The board member, who is named Rick Roach and is on his fourth term on the Orange County, FL board, had questioned the value of the FCAT and arranged to take the 10th grade version of the test himself for a first-hand experience. He admitted that out of 60 math questions, he didn't know any of them, but was able to guess correctly about 10 of them. On the reading section, he only scored 62%, which is a D in their system.
Before you start thinking that this guy is a dumb loser, hear him describe his educational background:
I have a bachelor of science degree, two masters degrees, and 15 credit hours toward a doctorate. I help oversee an organization with 22,000 employees and a $3 billion operations and capital budget, and am able to make sense of complex data related to those responsibilities...Hmmm.....well, maybe he just forgot what he learned in 10th grade. However, he seems to be doing just fine without it. This is his point about the test:
It might be argued that I’ve been out of school too long, that if I’d actually been in the 10th grade prior to taking the test, the material would have been fresh. But doesn’t that miss the point? A test that can determine a student’s future life chances should surely relate in some practical way to the requirements of life. I can’t see how that could possibly be true of the test I took.Apparently, this experience relates to an argument that Roach has been having with colleagues on his school board. This year, only 39% of Orange County (home to Orlando, FL and neighboring suburbs) 10th graders passed the reading portion of the FCAT. Roach simply didn't believe that there were so many students who couldn't read, and began to wonder if the issue was with the test, not with the students' abilities.
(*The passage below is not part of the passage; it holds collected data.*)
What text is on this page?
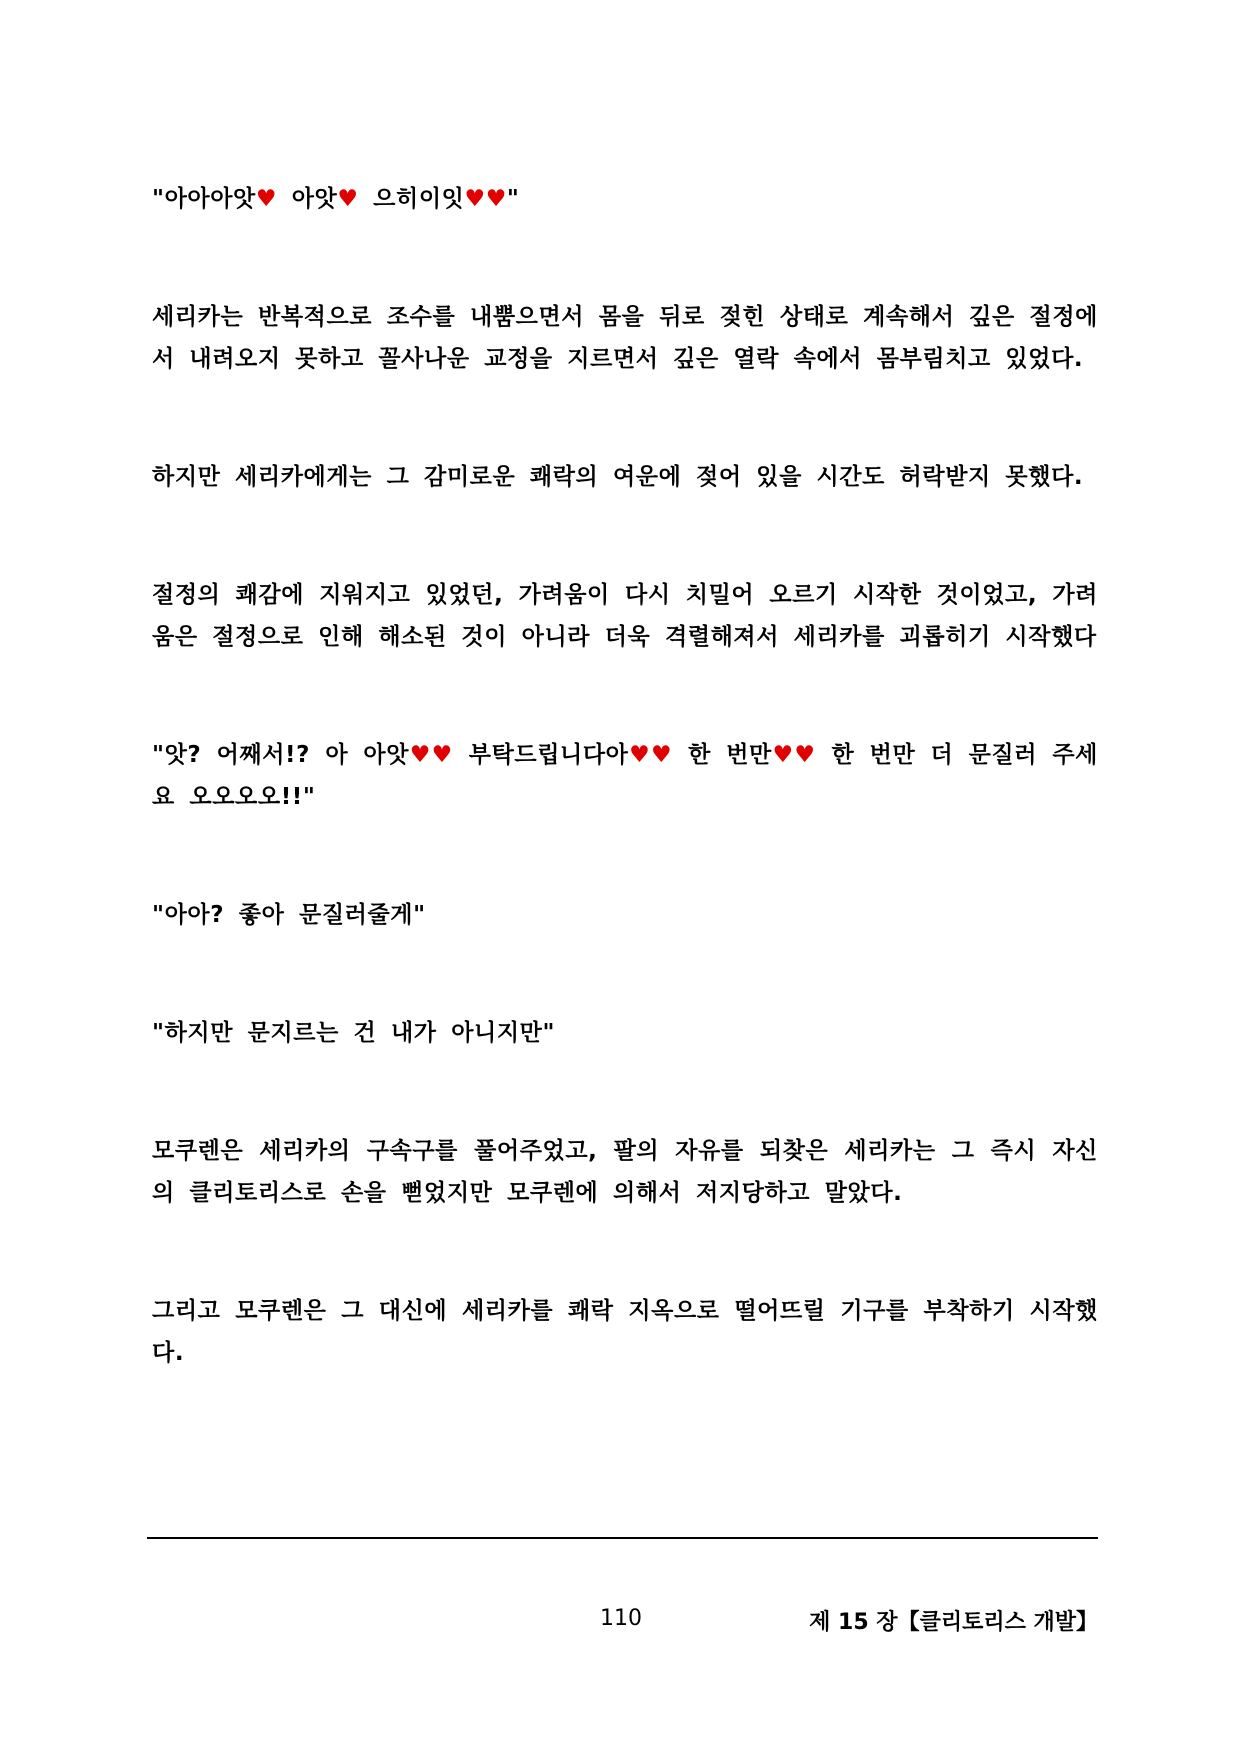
"아아아앗♥ 아앗♥ 으히이잇♥♥"

세리카는 반복적으로 조수를 내뿜으면서 몸을 뒤로 젖힌 상태로 계속해서 깊은 절정에서 내려오지 못하고 꼴사나운 교정을 지르면서 깊은 열락 속에서 몸부림치고 있었다.

하지만 세리카에게는 그 감미로운 쾌락의 여운에 젖어 있을 시간도 허락받지 못했다.

절정의 쾌감에 지워지고 있었던, 가려움이 다시 치밀어 오르기 시작한 것이었고, 가려움은 절정으로 인해 해소된 것이 아니라 더욱 격렬해져서 세리카를 괴롭히기 시작했다

"앗? 어째서!? 아 아앗♥♥ 부탁드립니다아♥♥ 한 번만♥♥ 한 번만 더 문질러 주세요 오오오오!!"

"아아? 좋아 문질러줄게"

"하지만 문지르는 건 내가 아니지만"

모쿠렌은 세리카의 구속구를 풀어주었고, 팔의 자유를 되찾은 세리카는 그 즉시 자신의 클리토리스로 손을 뻗었지만 모쿠렌에 의해서 저지당하고 말았다.

그리고 모쿠렌은 그 대신에 세리카를 쾌락 지옥으로 떨어뜨릴 기구를 부착하기 시작했다.

110	제 15 장【클리토리스 개발】
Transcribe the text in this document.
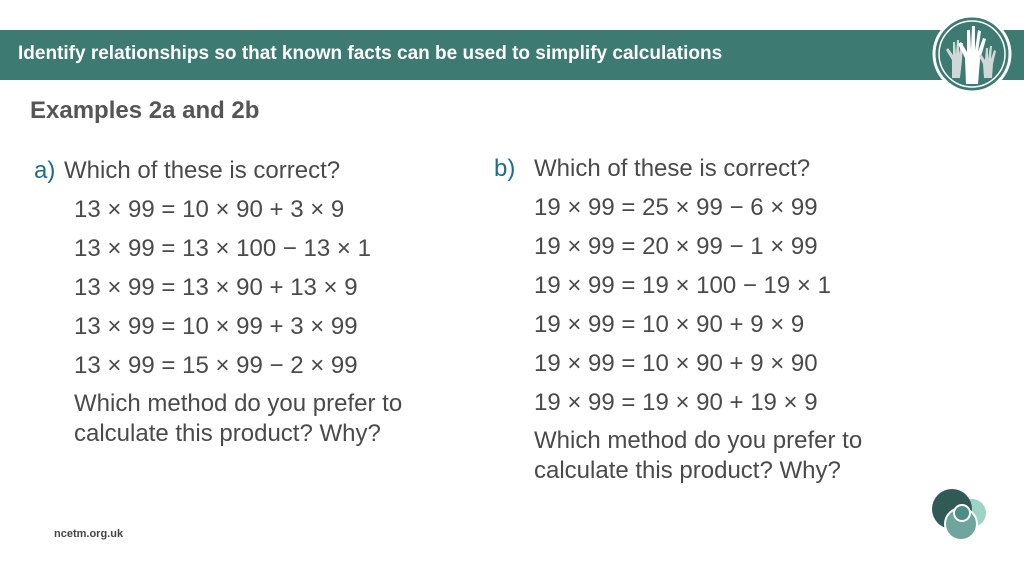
Identify relationships so that known facts can be used to simplify calculations
Examples 2a and 2b
a) Which of these is correct?
13 × 99 = 10 × 90 + 3 × 9
13 × 99 = 13 × 100 − 13 × 1
13 × 99 = 13 × 90 + 13 × 9
13 × 99 = 10 × 99 + 3 × 99
13 × 99 = 15 × 99 − 2 × 99
Which method do you prefer to
calculate this product? Why?
b) Which of these is correct?
19 × 99 = 25 × 99 − 6 × 99
19 × 99 = 20 × 99 − 1 × 99
19 × 99 = 19 × 100 − 19 × 1
19 × 99 = 10 × 90 + 9 × 9
19 × 99 = 10 × 90 + 9 × 90
19 × 99 = 19 × 90 + 19 × 9
Which method do you prefer to
calculate this product? Why?
ncetm.org.uk
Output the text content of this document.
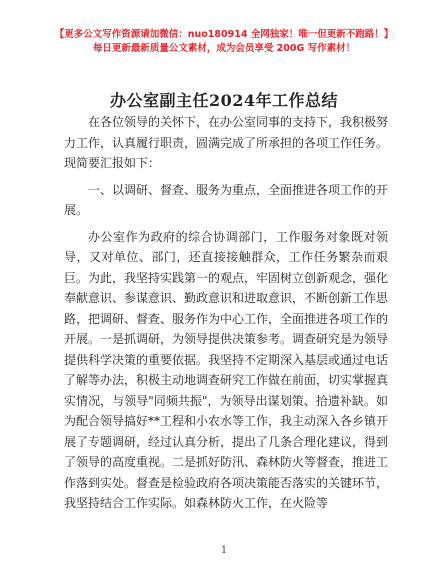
【更多公文写作资源请加微信：nuo180914 全网独家！唯一但更新不跑路！】
每日更新最新质量公文素材，成为会员享受 200G 写作素材！
办公室副主任2024年工作总结

在各位领导的关怀下，在办公室同事的支持下，我积极努力工作，认真履行职责，圆满完成了所承担的各项工作任务。现简要汇报如下：

一、以调研、督查、服务为重点，全面推进各项工作的开展。

办公室作为政府的综合协调部门，工作服务对象既对领导，又对单位、部门，还直接接触群众，工作任务繁杂而艰巨。为此，我坚持实践第一的观点，牢固树立创新观念，强化奉献意识、参谋意识、勤政意识和进取意识，不断创新工作思路，把调研、督查、服务作为中心工作，全面推进各项工作的开展。一是抓调研，为领导提供决策参考。调查研究是为领导提供科学决策的重要依据。我坚持不定期深入基层或通过电话了解等办法，积极主动地调查研究工作做在前面，切实掌握真实情况，与领导"同频共振"，为领导出谋划策、拾遗补缺。如为配合领导搞好**工程和小农水等工作，我主动深入各乡镇开展了专题调研，经过认真分析，提出了几条合理化建议，得到了领导的高度重视。二是抓好防汛、森林防火等督查，推进工作落到实处。督查是检验政府各项决策能否落实的关键环节，我坚持结合工作实际。如森林防火工作，在火险等

1
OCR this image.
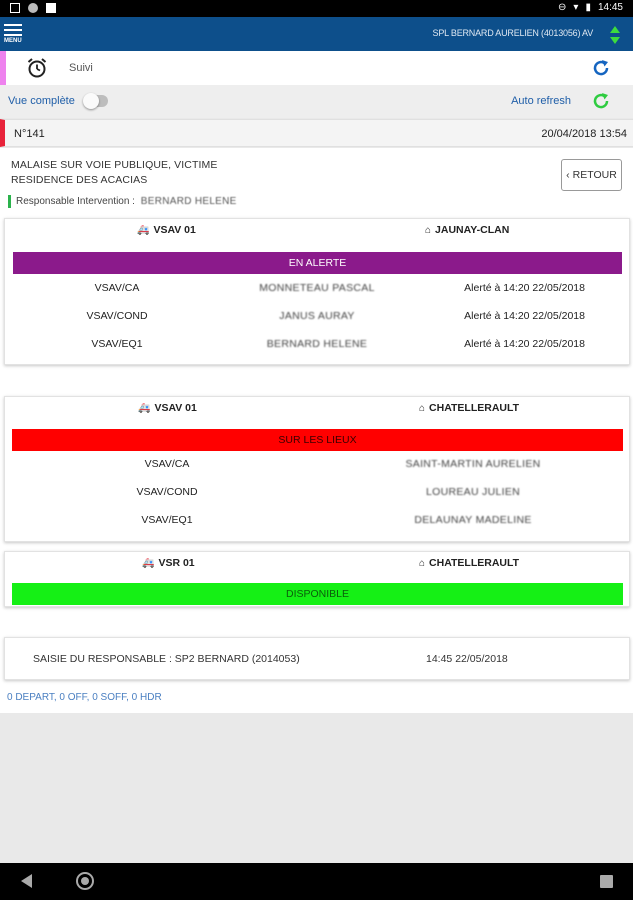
⊖ ▾ ▮ 14:45
MENU
SPL BERNARD AURELIEN (4013056) AV
Suivi
Vue complète	Auto refresh
N°141	20/04/2018 13:54
MALAISE SUR VOIE PUBLIQUE, VICTIME
RESIDENCE DES ACACIAS	‹ RETOUR
Responsable Intervention : BERNARD HELENE
🚑 VSAV 01	⌂ JAUNAY-CLAN
EN ALERTE
VSAV/CA	MONNETEAU PASCAL	Alerté à 14:20 22/05/2018
VSAV/COND	JANUS AURAY	Alerté à 14:20 22/05/2018
VSAV/EQ1	BERNARD HELENE	Alerté à 14:20 22/05/2018
🚑 VSAV 01	⌂ CHATELLERAULT
SUR LES LIEUX
VSAV/CA	SAINT-MARTIN AURELIEN
VSAV/COND	LOUREAU JULIEN
VSAV/EQ1	DELAUNAY MADELINE
🚑 VSR 01	⌂ CHATELLERAULT
DISPONIBLE
SAISIE DU RESPONSABLE : SP2 BERNARD (2014053)	14:45 22/05/2018
0 DEPART, 0 OFF, 0 SOFF, 0 HDR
Taking the test himself settled the matter for him. Here are his conclusions about the test (according to the Washington Post)
If I’d been required to take those two tests when I was a 10th grader, my life would almost certainly have been very different. I’d have been told I wasn’t ‘college material,’ would probably have believed it, and looked for work appropriate for the level of ability that the test said I had.
It makes no sense to me that a test with the potential for shaping a student’s entire future has so little apparent relevance to adult, real-world functioning. Who decided the kind of questions and their level of difficulty? Using what criteria? To whom did they have to defend their decisions? As subject-matter specialists, how qualified were they to make general judgments about the needs of this state’s children in a future they can’t possibly predict? Who set the pass-fail “cut score”? How?
I can’t escape the conclusion that decisions about the [state test] in particular and standardized tests in general are being made by individuals who lack perspective and aren’t really accountable.I think this is a great perspective on the whole rush-to-tie-everything-to-standardized-testing drive in school reform.